The Indian Space Research Organisation said on Monday that the Vikram lander has made another soft landing on the moon’s surface as part of the Chandrayaan-3 mission.

The lander fired its engines, elevated itself by about 40 centimetres, and landed safely 30-40 centimetres away in a “hop experiment”, the space agency said.

“Importance? This ‘kick-start’ enthuses future sample return and human missions!” ISRO said on X, formerly known as Twitter. The Vikram lander has now exceeded its mission objectives, it remarked.

A ramp fixed to the lander and its ChaSTE and ILSA systems were folded back and then redeployed successfully after the experiment, ISRO added.

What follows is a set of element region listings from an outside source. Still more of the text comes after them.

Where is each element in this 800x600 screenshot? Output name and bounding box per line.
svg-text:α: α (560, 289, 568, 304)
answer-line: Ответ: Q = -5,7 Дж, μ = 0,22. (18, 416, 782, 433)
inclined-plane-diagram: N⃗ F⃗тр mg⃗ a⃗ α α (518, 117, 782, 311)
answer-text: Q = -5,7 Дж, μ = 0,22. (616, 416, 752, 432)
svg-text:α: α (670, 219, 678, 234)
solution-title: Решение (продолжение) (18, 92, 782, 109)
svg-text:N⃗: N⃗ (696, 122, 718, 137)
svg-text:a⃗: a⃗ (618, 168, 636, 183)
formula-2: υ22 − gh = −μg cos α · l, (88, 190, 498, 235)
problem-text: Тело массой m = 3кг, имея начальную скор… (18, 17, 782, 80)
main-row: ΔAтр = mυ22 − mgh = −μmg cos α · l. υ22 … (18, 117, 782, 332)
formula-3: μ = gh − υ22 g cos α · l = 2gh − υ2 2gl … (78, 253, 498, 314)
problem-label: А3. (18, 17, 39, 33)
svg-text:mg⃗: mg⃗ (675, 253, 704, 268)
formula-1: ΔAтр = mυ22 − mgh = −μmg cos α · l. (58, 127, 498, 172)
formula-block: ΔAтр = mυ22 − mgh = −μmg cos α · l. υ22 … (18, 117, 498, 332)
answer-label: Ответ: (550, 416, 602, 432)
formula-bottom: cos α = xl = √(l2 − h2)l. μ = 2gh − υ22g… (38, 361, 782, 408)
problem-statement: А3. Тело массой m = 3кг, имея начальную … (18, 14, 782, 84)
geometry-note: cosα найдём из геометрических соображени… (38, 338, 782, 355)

ChaSTE, short for Chandra’s Surface Thermophysical Experiment, measures the temperature profile of the lunar topsoil around the south pole. The ILSA, or Instrument for Lunar Seismic Activity, payload aims to measure ground vibrations generated by natural quakes, impacts, and artificial events.

Later in the evening, ISRO announced that the Vikram lander has been put into sleep mode.

“Prior to that, in-situ experiments by ChaSTE, RAMBHA-LP, and ILSA payloads are performed at the new location,” the space agency wrote on X. “The data collected is received at the Earth.”

It added that Vikram will “fall asleep” next to Pragyan, which was also set into sleep mode on September 2. “Hoping for their awakening around September 22, 2023,” the space agency said.

On August 23, India made history by becoming the first country to land a spacecraft near the south pole of the moon. After the landing, the Pragyan rover had come down the ramp from the lander to begin data collection. The rover searched for signs of frozen water that could help astronaut missions in the future.

On August 28, the rover detected sulphur and several other elements near the south pole of the moon. Sulphur is known to originate in volcanic activities. The presence of the element on the moon can provide more insights into the formation and evolution of the earth’s natural satellite.

ISRO said on September 2 that the Pragyan rover completed its assignments, after which it was safely parked and set into sleep mode.

“The solar panel is oriented to receive the light at the next sunrise expected on September 22, 2023,” it said. “The receiver is kept on. Hoping for a successful awakening for another set of assignments! Else, it will forever stay there as India’s lunar ambassador.”

On the same day, ISRO launched Aditya-1, its first mission to study the sun, from the Satish Dhawan Space Centre in Sriharikota. It is designed to cover a distance of about 1.5 million kilometers from the earth over four months and will then be placed in an orbit around the Lagrange Point 1, which is considered closest to the sun.